Some other things I find to be highlights:
- Alleirat has actual high fantasy diversity! The mountainous Northern part of the continent has fair-skinned folk, whereas Brenneth (whose family is from southern India) looks more like the people from the fertile Southern plains, closer to the equator of the planet. The Outrigger Islands scattered around the south and east/west tend to have skin tones ranging between maybe Morocco and Nubia, depending on how far from the midline of the planet they are.
- Alleirat, having been schooled by Brenneth last time, now has a warrior/civilian divide rather than our masculine/feminine divide (it looks similar, though, because Humans Are Problematic). This manifests itself most intensely in a distinction in dress. Civilians are expected to dress more modestly, whereas any gender of warrior is accepted to be shirtless pretty much whenever.

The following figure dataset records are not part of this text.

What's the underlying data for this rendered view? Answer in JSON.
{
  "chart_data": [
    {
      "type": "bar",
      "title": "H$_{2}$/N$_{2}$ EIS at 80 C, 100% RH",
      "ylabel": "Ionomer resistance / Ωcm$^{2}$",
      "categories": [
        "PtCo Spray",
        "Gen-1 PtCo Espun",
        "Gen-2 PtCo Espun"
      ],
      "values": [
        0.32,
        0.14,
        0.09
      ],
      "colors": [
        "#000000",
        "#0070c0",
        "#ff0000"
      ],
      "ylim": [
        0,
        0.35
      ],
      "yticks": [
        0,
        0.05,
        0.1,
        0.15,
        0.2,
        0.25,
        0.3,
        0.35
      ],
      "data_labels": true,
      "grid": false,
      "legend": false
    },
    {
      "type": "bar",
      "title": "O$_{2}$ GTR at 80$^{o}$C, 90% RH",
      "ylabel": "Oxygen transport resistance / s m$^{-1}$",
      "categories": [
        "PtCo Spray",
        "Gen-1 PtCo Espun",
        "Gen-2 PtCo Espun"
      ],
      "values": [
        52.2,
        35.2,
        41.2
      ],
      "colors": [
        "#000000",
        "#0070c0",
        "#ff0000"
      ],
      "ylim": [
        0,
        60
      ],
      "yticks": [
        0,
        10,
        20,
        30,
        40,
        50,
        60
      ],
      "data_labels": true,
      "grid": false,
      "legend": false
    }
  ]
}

Hair length is also considered to be more of a marker of social rank than skin tone–long hair equates to higher status, shorter hair means you work as a laborer or another low-status job (this has been a thing for a long while, though, since before Crispin and Brenneth).
- Alleirat has dragons (crafted and blessed by the god of fire, battle, and lies, of whom Brenneth is a devotee) and griffins (crafted and blessed by the goddess of stars, storms, and fallen things, of whom Crispin is a devotee). Dragons breathe unquenchable magical fire, and griffins can send lightning along their wings. I think they’re pretty cool.

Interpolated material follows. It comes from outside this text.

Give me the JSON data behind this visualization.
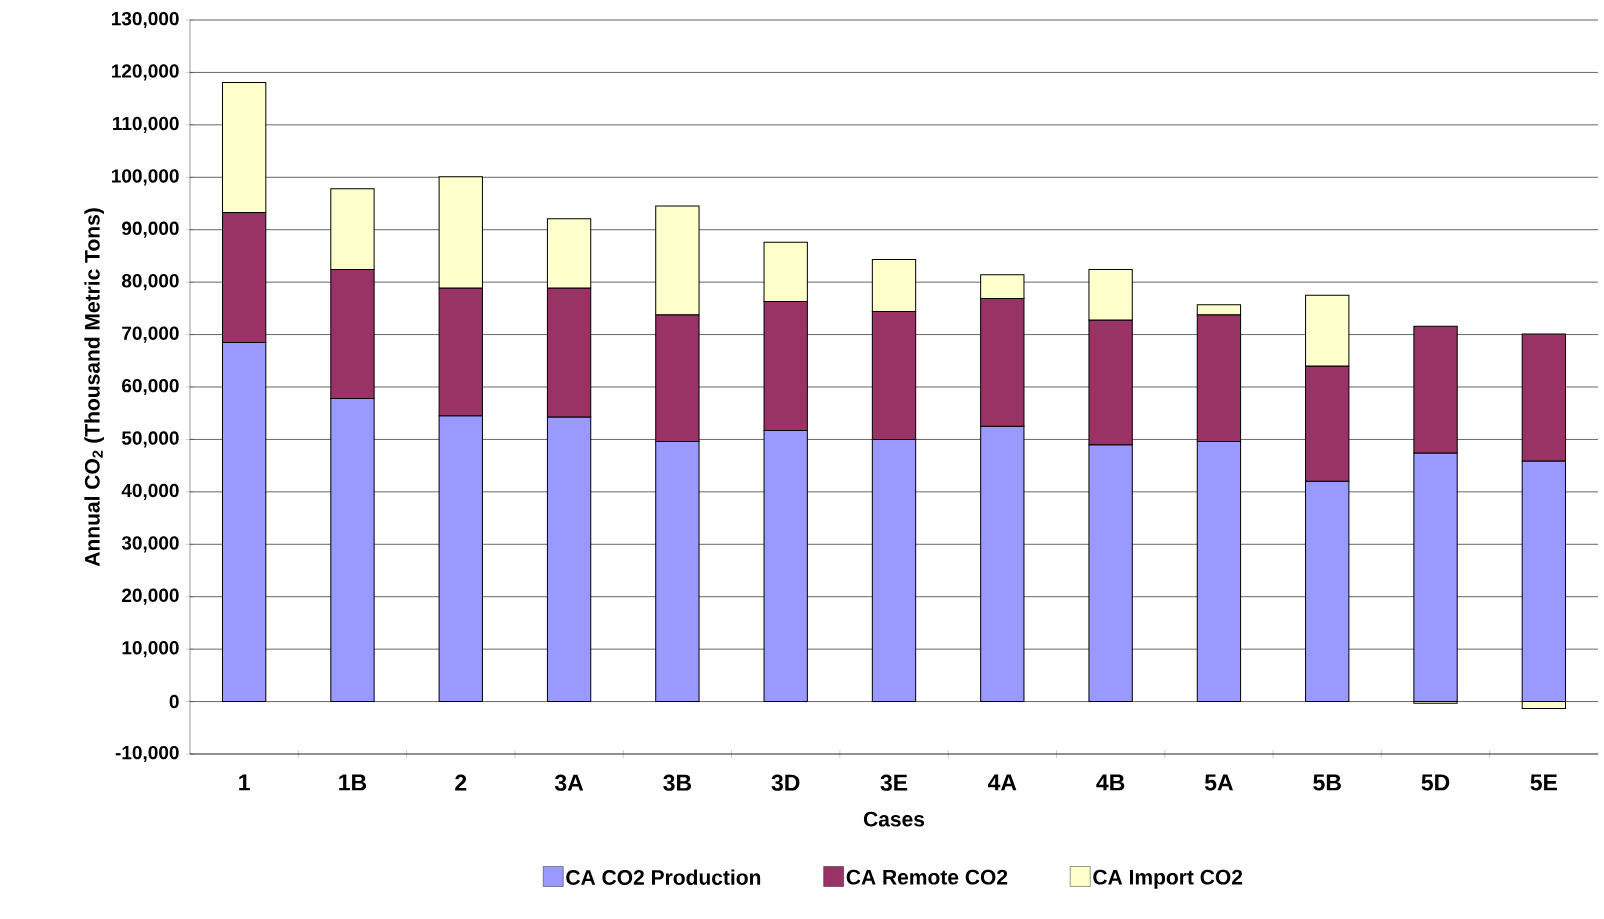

- Alleirat has an arrangement called amuniasa, which is an unrequited or courtly love arrangement, as an accepted part of society. The amdri, or the lover, tells the object of their feelings how they feel, and that person can either accept a romantic/sexual relationship or proclaim themselves amiasa, or the beloved, indicating that they don’t return the feelings, but recognize the honor they are being given. It’s very poor form to pressure your amiasa into returning your feelings, and likewise it’s very poor form to lead your amdri on–your window to change your mind is limited. Amuniasa is generally considered to be about as binding as marriage, although plenty of amdri also have a spouse whom they love sincerely–basically, polyamory. Example: Brenneth’s right-hand woman last time around was her amdri, although her feelings were completely committed to Brenneth and she never took a spouse. Also, she has a daughter that joins Crispin and Brenneth this time (their specific race is incredibly long-lived) whose coloring suggests that she specifically took a lover who looked like Brenneth.

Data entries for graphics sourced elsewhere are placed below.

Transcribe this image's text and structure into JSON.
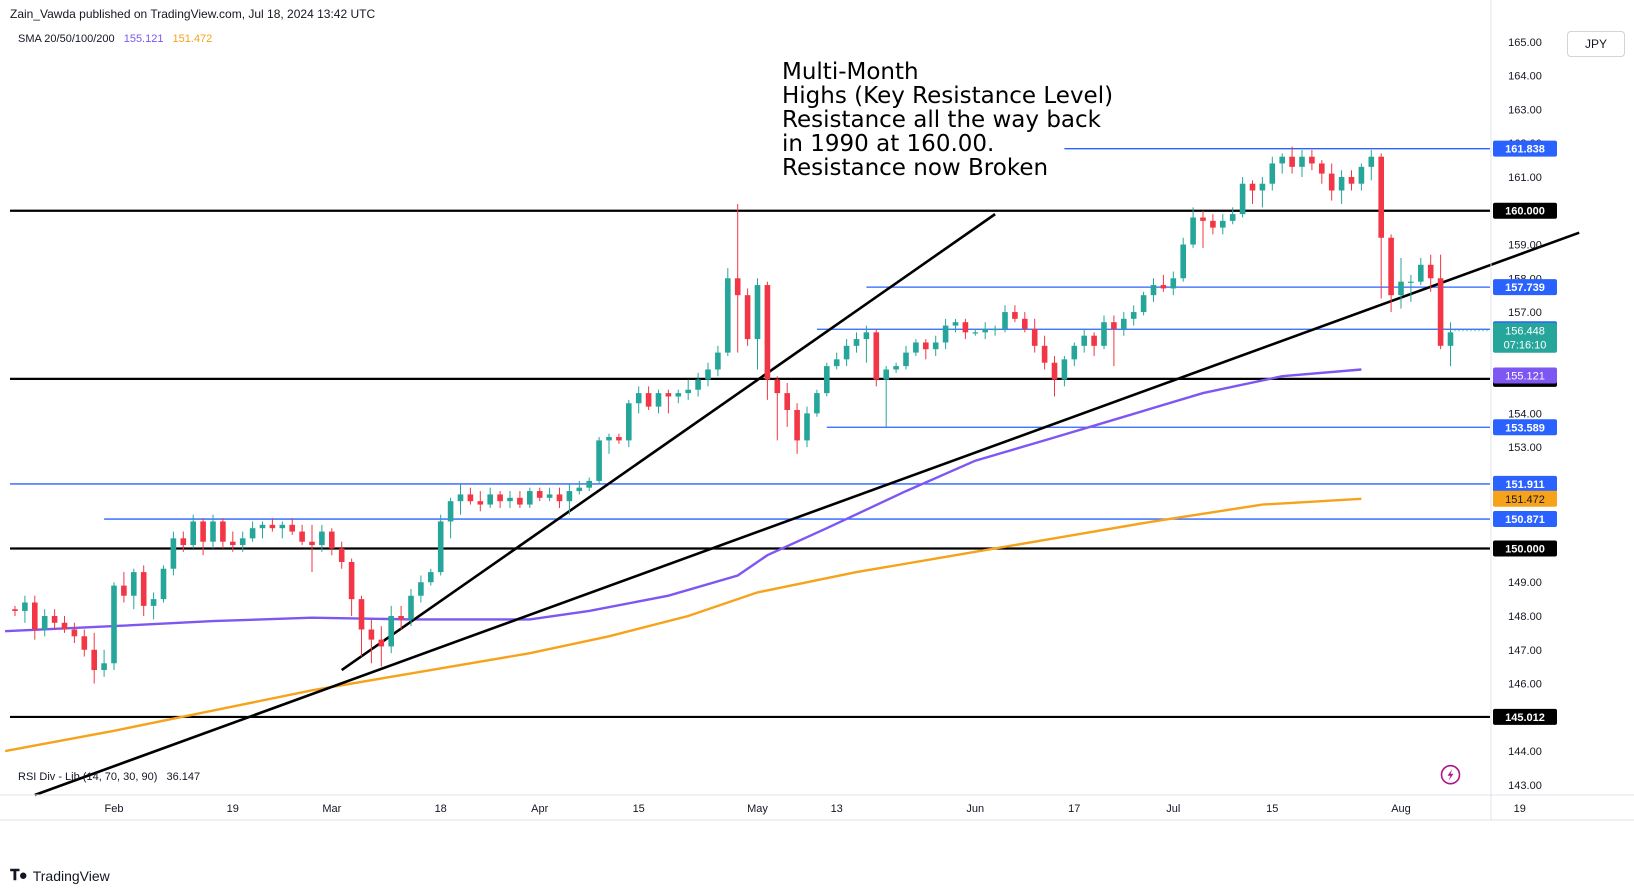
{
  "header": {
    "publisher": "Zain_Vawda published on TradingView.com, Jul 18, 2024 13:42 UTC"
  },
  "legend": {
    "sma_label": "SMA 20/50/100/200",
    "sma_value_1": "155.121",
    "sma_value_2": "151.472",
    "rsi_label": "RSI Div - Lib (14, 70, 30, 90)",
    "rsi_value": "36.147"
  },
  "currency": "JPY",
  "annotation": {
    "lines": [
      "Multi-Month",
      "Highs (Key Resistance Level)",
      "Resistance all the way back",
      "in 1990 at 160.00.",
      "Resistance now Broken"
    ]
  },
  "footer": {
    "brand": "TradingView"
  },
  "colors": {
    "up": "#26a69a",
    "down": "#f23645",
    "blue_line": "#2962ff",
    "sma_purple": "#7e57f2",
    "sma_orange": "#f7a21b",
    "black": "#000000"
  },
  "chart_data": {
    "type": "candlestick",
    "symbol_currency": "JPY",
    "ylim": [
      142.7,
      165.5
    ],
    "y_ticks": [
      "143.00",
      "144.00",
      "145.00",
      "146.00",
      "147.00",
      "148.00",
      "149.00",
      "150.00",
      "151.00",
      "152.00",
      "153.00",
      "154.00",
      "155.00",
      "156.00",
      "157.00",
      "158.00",
      "159.00",
      "160.00",
      "161.00",
      "162.00",
      "163.00",
      "164.00",
      "165.00"
    ],
    "x_ticks": [
      {
        "label": "Feb",
        "bar": 10
      },
      {
        "label": "19",
        "bar": 22
      },
      {
        "label": "Mar",
        "bar": 32
      },
      {
        "label": "18",
        "bar": 43
      },
      {
        "label": "Apr",
        "bar": 53
      },
      {
        "label": "15",
        "bar": 63
      },
      {
        "label": "May",
        "bar": 75
      },
      {
        "label": "13",
        "bar": 83
      },
      {
        "label": "Jun",
        "bar": 97
      },
      {
        "label": "17",
        "bar": 107
      },
      {
        "label": "Jul",
        "bar": 117
      },
      {
        "label": "15",
        "bar": 127
      },
      {
        "label": "Aug",
        "bar": 140
      },
      {
        "label": "19",
        "bar": 152
      }
    ],
    "candles": [
      [
        148.2,
        148.3,
        148.0,
        148.15
      ],
      [
        148.15,
        148.6,
        147.8,
        148.4
      ],
      [
        148.4,
        148.6,
        147.3,
        147.6
      ],
      [
        147.6,
        148.2,
        147.4,
        148.0
      ],
      [
        148.0,
        148.2,
        147.6,
        147.8
      ],
      [
        147.8,
        148.0,
        147.5,
        147.6
      ],
      [
        147.6,
        147.8,
        147.2,
        147.4
      ],
      [
        147.4,
        147.6,
        146.8,
        147.0
      ],
      [
        147.0,
        147.5,
        146.0,
        146.4
      ],
      [
        146.4,
        147.0,
        146.2,
        146.6
      ],
      [
        146.6,
        149.0,
        146.4,
        148.9
      ],
      [
        148.9,
        149.3,
        148.4,
        148.6
      ],
      [
        148.6,
        149.4,
        148.2,
        149.3
      ],
      [
        149.3,
        149.5,
        148.0,
        148.3
      ],
      [
        148.3,
        148.7,
        147.9,
        148.5
      ],
      [
        148.5,
        149.5,
        148.4,
        149.4
      ],
      [
        149.4,
        150.5,
        149.2,
        150.3
      ],
      [
        150.3,
        150.5,
        149.9,
        150.1
      ],
      [
        150.1,
        151.0,
        150.0,
        150.8
      ],
      [
        150.8,
        150.9,
        149.8,
        150.2
      ],
      [
        150.2,
        151.0,
        150.0,
        150.8
      ],
      [
        150.8,
        150.9,
        150.0,
        150.2
      ],
      [
        150.2,
        150.5,
        149.9,
        150.1
      ],
      [
        150.1,
        150.5,
        149.9,
        150.3
      ],
      [
        150.3,
        150.8,
        150.2,
        150.6
      ],
      [
        150.6,
        150.8,
        150.3,
        150.7
      ],
      [
        150.7,
        150.9,
        150.5,
        150.6
      ],
      [
        150.6,
        150.8,
        150.3,
        150.7
      ],
      [
        150.7,
        150.9,
        150.4,
        150.5
      ],
      [
        150.5,
        150.7,
        150.1,
        150.2
      ],
      [
        150.2,
        150.7,
        149.3,
        150.1
      ],
      [
        150.1,
        150.7,
        149.9,
        150.5
      ],
      [
        150.5,
        150.6,
        149.8,
        150.0
      ],
      [
        150.0,
        150.2,
        149.4,
        149.6
      ],
      [
        149.6,
        149.7,
        148.0,
        148.5
      ],
      [
        148.5,
        148.6,
        146.8,
        147.6
      ],
      [
        147.6,
        147.9,
        146.6,
        147.3
      ],
      [
        147.3,
        147.7,
        146.5,
        147.1
      ],
      [
        147.1,
        148.3,
        146.9,
        148.0
      ],
      [
        148.0,
        148.3,
        147.6,
        147.9
      ],
      [
        147.9,
        148.8,
        147.7,
        148.6
      ],
      [
        148.6,
        149.2,
        148.4,
        149.0
      ],
      [
        149.0,
        149.4,
        148.9,
        149.3
      ],
      [
        149.3,
        151.0,
        149.2,
        150.8
      ],
      [
        150.8,
        151.5,
        150.3,
        151.4
      ],
      [
        151.4,
        151.9,
        151.0,
        151.6
      ],
      [
        151.6,
        151.8,
        151.3,
        151.4
      ],
      [
        151.4,
        151.7,
        151.1,
        151.3
      ],
      [
        151.3,
        151.8,
        151.2,
        151.6
      ],
      [
        151.6,
        151.7,
        151.2,
        151.4
      ],
      [
        151.4,
        151.7,
        151.2,
        151.5
      ],
      [
        151.5,
        151.7,
        151.2,
        151.3
      ],
      [
        151.3,
        151.8,
        151.2,
        151.7
      ],
      [
        151.7,
        151.8,
        151.4,
        151.5
      ],
      [
        151.5,
        151.8,
        151.4,
        151.6
      ],
      [
        151.6,
        151.8,
        151.2,
        151.4
      ],
      [
        151.4,
        151.9,
        151.0,
        151.7
      ],
      [
        151.7,
        152.0,
        151.6,
        151.8
      ],
      [
        151.8,
        152.1,
        151.7,
        152.0
      ],
      [
        152.0,
        153.3,
        151.9,
        153.2
      ],
      [
        153.2,
        153.4,
        152.8,
        153.3
      ],
      [
        153.3,
        153.4,
        153.1,
        153.2
      ],
      [
        153.2,
        154.4,
        153.0,
        154.3
      ],
      [
        154.3,
        154.8,
        154.0,
        154.6
      ],
      [
        154.6,
        154.8,
        154.1,
        154.2
      ],
      [
        154.2,
        154.7,
        154.0,
        154.6
      ],
      [
        154.6,
        154.7,
        154.0,
        154.5
      ],
      [
        154.5,
        154.7,
        154.3,
        154.6
      ],
      [
        154.6,
        155.0,
        154.4,
        154.7
      ],
      [
        154.7,
        155.2,
        154.5,
        155.0
      ],
      [
        155.0,
        155.5,
        154.8,
        155.3
      ],
      [
        155.3,
        156.0,
        155.1,
        155.8
      ],
      [
        155.8,
        158.3,
        155.7,
        158.0
      ],
      [
        158.0,
        160.2,
        155.8,
        157.5
      ],
      [
        157.5,
        157.7,
        156.0,
        156.2
      ],
      [
        156.2,
        158.0,
        155.3,
        157.8
      ],
      [
        157.8,
        157.9,
        154.4,
        155.0
      ],
      [
        155.0,
        155.1,
        153.2,
        154.6
      ],
      [
        154.6,
        154.9,
        153.6,
        154.1
      ],
      [
        154.1,
        154.3,
        152.8,
        153.2
      ],
      [
        153.2,
        154.2,
        153.0,
        154.0
      ],
      [
        154.0,
        154.7,
        153.9,
        154.6
      ],
      [
        154.6,
        155.5,
        154.5,
        155.4
      ],
      [
        155.4,
        155.8,
        155.3,
        155.6
      ],
      [
        155.6,
        156.2,
        155.4,
        156.0
      ],
      [
        156.0,
        156.4,
        155.8,
        156.2
      ],
      [
        156.2,
        156.6,
        155.5,
        156.4
      ],
      [
        156.4,
        156.5,
        154.8,
        155.0
      ],
      [
        155.0,
        155.4,
        153.6,
        155.3
      ],
      [
        155.3,
        155.5,
        155.2,
        155.4
      ],
      [
        155.4,
        156.0,
        155.3,
        155.8
      ],
      [
        155.8,
        156.2,
        155.7,
        156.1
      ],
      [
        156.1,
        156.2,
        155.6,
        155.9
      ],
      [
        155.9,
        156.3,
        155.7,
        156.1
      ],
      [
        156.1,
        156.8,
        155.9,
        156.6
      ],
      [
        156.6,
        156.8,
        156.4,
        156.7
      ],
      [
        156.7,
        156.8,
        156.2,
        156.4
      ],
      [
        156.4,
        156.5,
        156.3,
        156.4
      ],
      [
        156.4,
        156.7,
        156.2,
        156.5
      ],
      [
        156.5,
        156.6,
        156.3,
        156.5
      ],
      [
        156.5,
        157.2,
        156.4,
        157.0
      ],
      [
        157.0,
        157.2,
        156.7,
        156.8
      ],
      [
        156.8,
        157.0,
        156.4,
        156.5
      ],
      [
        156.5,
        156.8,
        155.8,
        156.0
      ],
      [
        156.0,
        156.3,
        155.3,
        155.5
      ],
      [
        155.5,
        155.7,
        154.5,
        155.0
      ],
      [
        155.0,
        155.7,
        154.8,
        155.6
      ],
      [
        155.6,
        156.1,
        155.4,
        156.0
      ],
      [
        156.0,
        156.5,
        155.8,
        156.3
      ],
      [
        156.3,
        156.4,
        155.7,
        156.0
      ],
      [
        156.0,
        156.9,
        155.9,
        156.7
      ],
      [
        156.7,
        156.9,
        155.4,
        156.5
      ],
      [
        156.5,
        157.0,
        156.3,
        156.8
      ],
      [
        156.8,
        157.2,
        156.6,
        157.0
      ],
      [
        157.0,
        157.6,
        156.9,
        157.5
      ],
      [
        157.5,
        158.0,
        157.3,
        157.8
      ],
      [
        157.8,
        158.1,
        157.6,
        157.7
      ],
      [
        157.7,
        158.2,
        157.5,
        158.0
      ],
      [
        158.0,
        159.2,
        157.9,
        159.0
      ],
      [
        159.0,
        160.1,
        158.9,
        159.8
      ],
      [
        159.8,
        160.0,
        158.9,
        159.7
      ],
      [
        159.7,
        159.9,
        159.3,
        159.5
      ],
      [
        159.5,
        159.9,
        159.3,
        159.7
      ],
      [
        159.7,
        160.1,
        159.6,
        159.9
      ],
      [
        159.9,
        161.0,
        159.8,
        160.8
      ],
      [
        160.8,
        160.9,
        160.2,
        160.6
      ],
      [
        160.6,
        161.0,
        160.1,
        160.8
      ],
      [
        160.8,
        161.6,
        160.6,
        161.4
      ],
      [
        161.4,
        161.7,
        161.1,
        161.6
      ],
      [
        161.6,
        161.9,
        161.1,
        161.3
      ],
      [
        161.3,
        161.8,
        161.0,
        161.6
      ],
      [
        161.6,
        161.8,
        161.2,
        161.4
      ],
      [
        161.4,
        161.5,
        160.8,
        161.1
      ],
      [
        161.1,
        161.4,
        160.3,
        160.6
      ],
      [
        160.6,
        161.2,
        160.2,
        161.0
      ],
      [
        161.0,
        161.2,
        160.6,
        160.8
      ],
      [
        160.8,
        161.4,
        160.6,
        161.3
      ],
      [
        161.3,
        161.8,
        160.9,
        161.6
      ],
      [
        161.6,
        161.7,
        157.4,
        159.2
      ],
      [
        159.2,
        159.3,
        157.0,
        157.5
      ],
      [
        157.5,
        158.6,
        157.1,
        157.9
      ],
      [
        157.9,
        158.1,
        157.3,
        157.9
      ],
      [
        157.9,
        158.6,
        157.8,
        158.4
      ],
      [
        158.4,
        158.7,
        157.6,
        158.0
      ],
      [
        158.0,
        158.7,
        155.9,
        156.0
      ],
      [
        156.0,
        156.7,
        155.4,
        156.4
      ]
    ],
    "horizontal_levels": [
      {
        "value": 161.838,
        "label": "161.838",
        "color": "blue",
        "start_bar": 106
      },
      {
        "value": 160.0,
        "label": "160.000",
        "color": "black",
        "start_bar": 0
      },
      {
        "value": 157.739,
        "label": "157.739",
        "color": "blue",
        "start_bar": 86
      },
      {
        "value": 156.491,
        "label": "156.491",
        "color": "blue",
        "start_bar": 81
      },
      {
        "value": 155.021,
        "label": "155.021",
        "color": "black",
        "start_bar": 0
      },
      {
        "value": 153.589,
        "label": "153.589",
        "color": "blue",
        "start_bar": 82
      },
      {
        "value": 151.911,
        "label": "151.911",
        "color": "blue",
        "start_bar": 0
      },
      {
        "value": 150.871,
        "label": "150.871",
        "color": "blue",
        "start_bar": 9
      },
      {
        "value": 150.0,
        "label": "150.000",
        "color": "black",
        "start_bar": 0
      },
      {
        "value": 145.012,
        "label": "145.012",
        "color": "black",
        "start_bar": 0
      }
    ],
    "price_badges": [
      {
        "label": "156.448",
        "value": 156.448,
        "sub": "07:16:10",
        "kind": "current"
      },
      {
        "label": "155.121",
        "value": 155.121,
        "kind": "sma100"
      },
      {
        "label": "151.472",
        "value": 151.472,
        "kind": "sma200"
      }
    ],
    "trend_lines": [
      {
        "from": [
          33,
          146.4
        ],
        "to": [
          99,
          159.9
        ]
      },
      {
        "from": [
          2,
          142.7
        ],
        "to": [
          158,
          159.35
        ]
      }
    ],
    "sma_100": [
      [
        -1,
        147.55
      ],
      [
        10,
        147.7
      ],
      [
        20,
        147.85
      ],
      [
        30,
        147.95
      ],
      [
        40,
        147.9
      ],
      [
        52,
        147.9
      ],
      [
        58,
        148.15
      ],
      [
        66,
        148.6
      ],
      [
        73,
        149.2
      ],
      [
        76,
        149.8
      ],
      [
        82,
        150.6
      ],
      [
        90,
        151.7
      ],
      [
        97,
        152.6
      ],
      [
        104,
        153.2
      ],
      [
        112,
        153.9
      ],
      [
        120,
        154.6
      ],
      [
        128,
        155.1
      ],
      [
        136,
        155.3
      ]
    ],
    "sma_200": [
      [
        -1,
        144.0
      ],
      [
        10,
        144.6
      ],
      [
        20,
        145.2
      ],
      [
        30,
        145.8
      ],
      [
        40,
        146.3
      ],
      [
        52,
        146.9
      ],
      [
        60,
        147.4
      ],
      [
        68,
        148.0
      ],
      [
        75,
        148.7
      ],
      [
        85,
        149.3
      ],
      [
        95,
        149.8
      ],
      [
        105,
        150.3
      ],
      [
        115,
        150.8
      ],
      [
        126,
        151.3
      ],
      [
        136,
        151.47
      ]
    ],
    "current_price": "156.448",
    "countdown": "07:16:10"
  }
}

- Brenneth is pretty much the beauty standard these days (they take their heroes of legend seriously in Alleirat), meaning that they revere women with lush black hair, broad shoulders, and dark skin. I dunno, it felt right at the time that I made that decision.
- The primary port city on the East, Dase, has a port that is literally carved straight into a four-hundred-foot cliff face. Like. The city is on top of the harbor. I stole this from the D&D campaign I ran last semester, but I did invent it in the first place for a completely different novel that will never be finished, so. It’s not plagarism because I wrote it, basically.
- I am literally creating a language for this bullshit universe that has taken over my life. I am ilala–an idiot.